What is Proxmox?
Proxmox is a environment for virtualisation, allowing for virtual compute instances such as virtual machines and containers to run. Proxmox is open source, and I have small Proxmox instance running in my home lab.
What is Terraform?
Terraform is a tool to help achieve Infrastructure as Code (IaC). I have used it previously when deploying IaC in cloud environments such as AWS and Azure.
I won’t be going through installing Proxmox in this post but will pick up on the required steps needed to use Terraform with Proxmox.
Proxmox: Generating an API Token
After logging into Proxmox, click ‘Datacentre’, then expand ‘Permissions’ and the option for ‘API Tokens’ should show. Click on ‘API Tokens’, and ‘Add’. Proxmox will want to know which user the API token represents and what to call it (Token ID). It will then generate a token secret. Copy this token secret, and keep it in a safe / secure place.
Proxmox: API URL
The API URL for your Proxmox instance is the regular URL of Proxmox with ‘/api2/json’ tagged at the end.
Terraform: Files
For this blog post I have created a three files:
- provider.tf
- creds.auto.tfvars
- ubuntuContainer.tf
Terraform Provider: Telmate
Terraform uses providers to understand what APIs it is talking to, and what options it can send. Telmate has developed their Proxmox Terraform and it is available from: https://registry.terraform.io/providers/Telmate/proxmox/3.0.1-rc8
I’ve set the provider details in the provder.tf file.

terraform {
required_providers {
proxmox = {
source = "telmate/proxmox"
version = "3.0.1-rc8"
}
}
}
variable proxmox_api_url {
type = string
}
variable proxmox_api_token_id {
type = string
}
variable proxmox_api_token_secret {
type = string
}
provider "proxmox" {
pm_api_url = var.proxmox_api_url
pm_api_token_id = var.proxmox_api_token_id
pm_api_token_secret = var.proxmox_api_token_secret
pm_tls_insecure = true
}
Terraform: Variables
I’m storing my Proxmox URL, Token ID and Token Secret in a separate variable file called “creds.auto.tfvars“, so that they do not show up in the code (helping keep them secret). Instead the Terraform code will reference the variables names, which will call them from the variable file when needed.
With all that in place a quick ‘terraform init’ initialises Terraform.
Note: I would recommend setting a remote for the lock file and state file if using in production environment.
Terraform: ubuntuContainer.tf
The ubuntuContainer.tf contains the infrastructure I want to deploy, which is a small container running Ubuntu (Linux) and will be called “tf-deployed“.

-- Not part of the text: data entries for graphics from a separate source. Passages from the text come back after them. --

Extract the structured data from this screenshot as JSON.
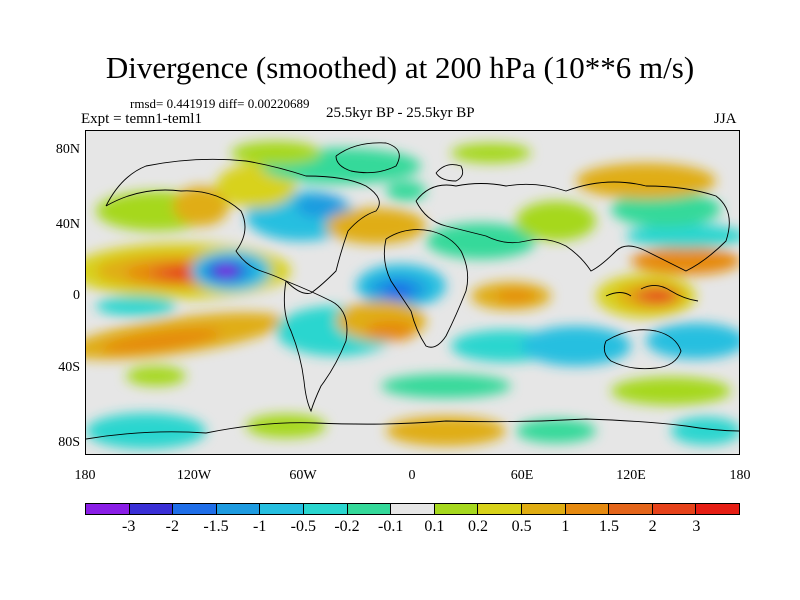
{
  "title": "Divergence (smoothed) at 200 hPa (10**6 m/s)",
  "stats": "rmsd= 0.441919 diff= 0.00220689",
  "expt": "Expt = temn1-teml1",
  "period": "25.5kyr BP - 25.5kyr BP",
  "season": "JJA",
  "lat_labels": [
    "80N",
    "40N",
    "0",
    "40S",
    "80S"
  ],
  "lon_labels": [
    "180",
    "120W",
    "60W",
    "0",
    "60E",
    "120E",
    "180"
  ],
  "colorbar": {
    "labels": [
      "-3",
      "-2",
      "-1.5",
      "-1",
      "-0.5",
      "-0.2",
      "-0.1",
      "0.1",
      "0.2",
      "0.5",
      "1",
      "1.5",
      "2",
      "3"
    ],
    "colors": [
      "#8a1ee6",
      "#3a2fd6",
      "#1f6ee8",
      "#1e9be0",
      "#26bfe0",
      "#2ad6cf",
      "#34d99a",
      "#e6e6e6",
      "#a6d81e",
      "#d8d21a",
      "#e0ad12",
      "#e68a10",
      "#e4651a",
      "#e6421a",
      "#e61e14"
    ]
  },
  "map_data": {
    "type": "filled-contour",
    "projection": "cylindrical-equidistant",
    "lon_range": [
      -180,
      180
    ],
    "lat_range": [
      -90,
      90
    ],
    "regions": [
      {
        "name": "central-pacific-positive",
        "lon": -123,
        "lat": 12,
        "value": 3
      },
      {
        "name": "north-pacific-positive",
        "lon": -150,
        "lat": 28,
        "value": 1
      },
      {
        "name": "tropical-americas-negative",
        "lon": -100,
        "lat": 12,
        "value": -3
      },
      {
        "name": "south-pacific-positive",
        "lon": -150,
        "lat": -25,
        "value": 1
      },
      {
        "name": "north-atlantic-negative",
        "lon": -55,
        "lat": 48,
        "value": -1
      },
      {
        "name": "west-africa-negative",
        "lon": -12,
        "lat": 2,
        "value": -2
      },
      {
        "name": "indian-ocean-positive",
        "lon": 60,
        "lat": -2,
        "value": 1
      },
      {
        "name": "maritime-continent-positive",
        "lon": 140,
        "lat": -3,
        "value": 2
      },
      {
        "name": "western-pacific-positive",
        "lon": 150,
        "lat": 20,
        "value": 1
      },
      {
        "name": "south-indian-negative",
        "lon": 100,
        "lat": -20,
        "value": -1
      },
      {
        "name": "arctic-positive",
        "lon": 60,
        "lat": 80,
        "value": 0.2
      },
      {
        "name": "southern-ocean-positive",
        "lon": 30,
        "lat": -70,
        "value": 0.5
      }
    ]
  }
}
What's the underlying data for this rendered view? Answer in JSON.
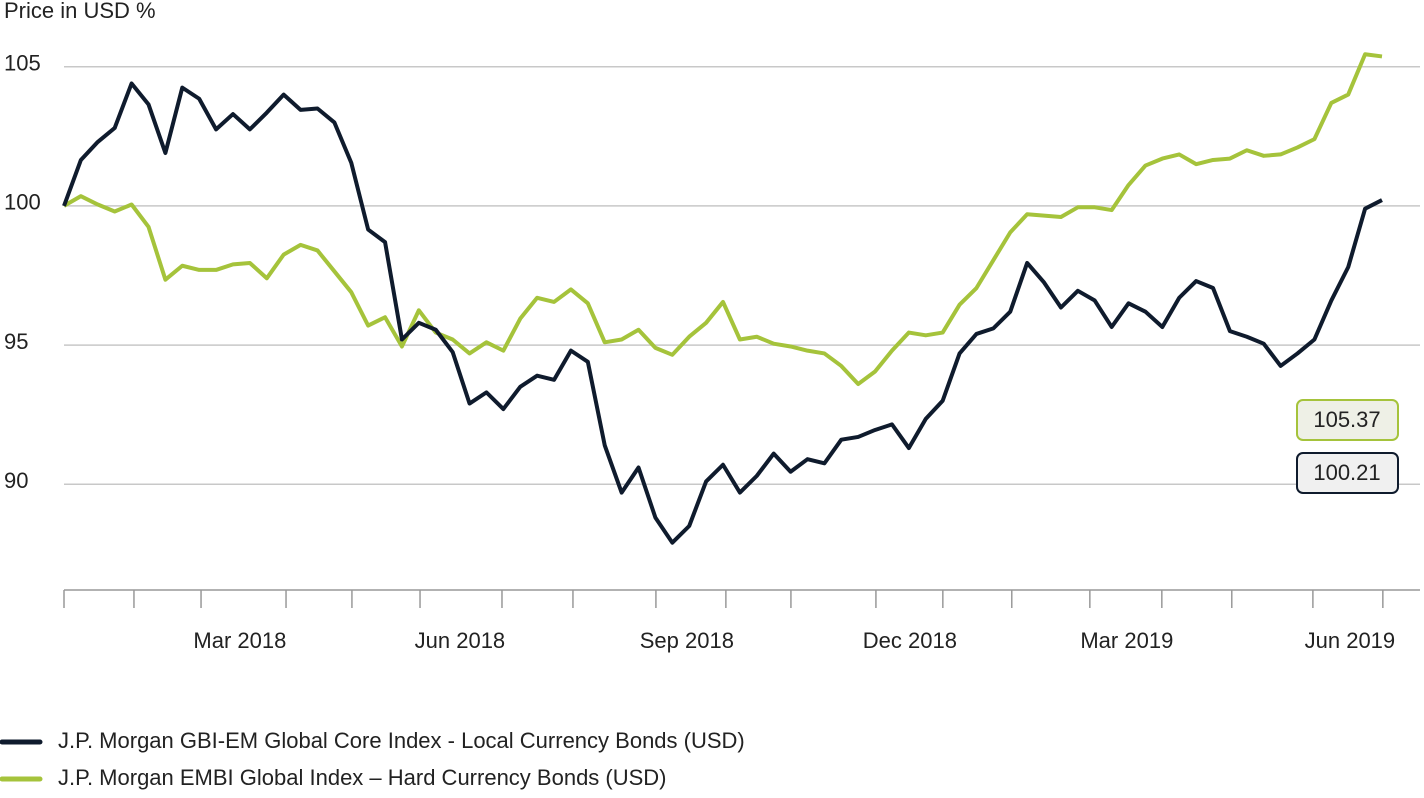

variable proxmox_node_name {
type = string
}
variable proxmox_container_password {
type = string
}
resource "proxmox_lxc" "tf-deployed" {
target_node = var.proxmox_node_name
hostname = "tf-deployed"
ostemplate = "local:vztmpl/ubuntu-22.04-standard_22.04-1_amd64.tar.zst"
password = var.proxmox_container_password
unprivileged = true
cores = "1"
memory = "1024" //in Megebytes
start = true
// Terraform will crash without rootfs defined
rootfs {
storage = "local-lvm"
size = "8G"
}
network {
name = "eth0"
bridge = "vmbr0"
ip = "dhcp"
}
}
Terraform Plan, Terraform Apply
With all that in place, a quick “terraform plan” confirms that the deployment details and a “terraform deploy” successfully deploys a new Ubuntu container in my Proxmox environment.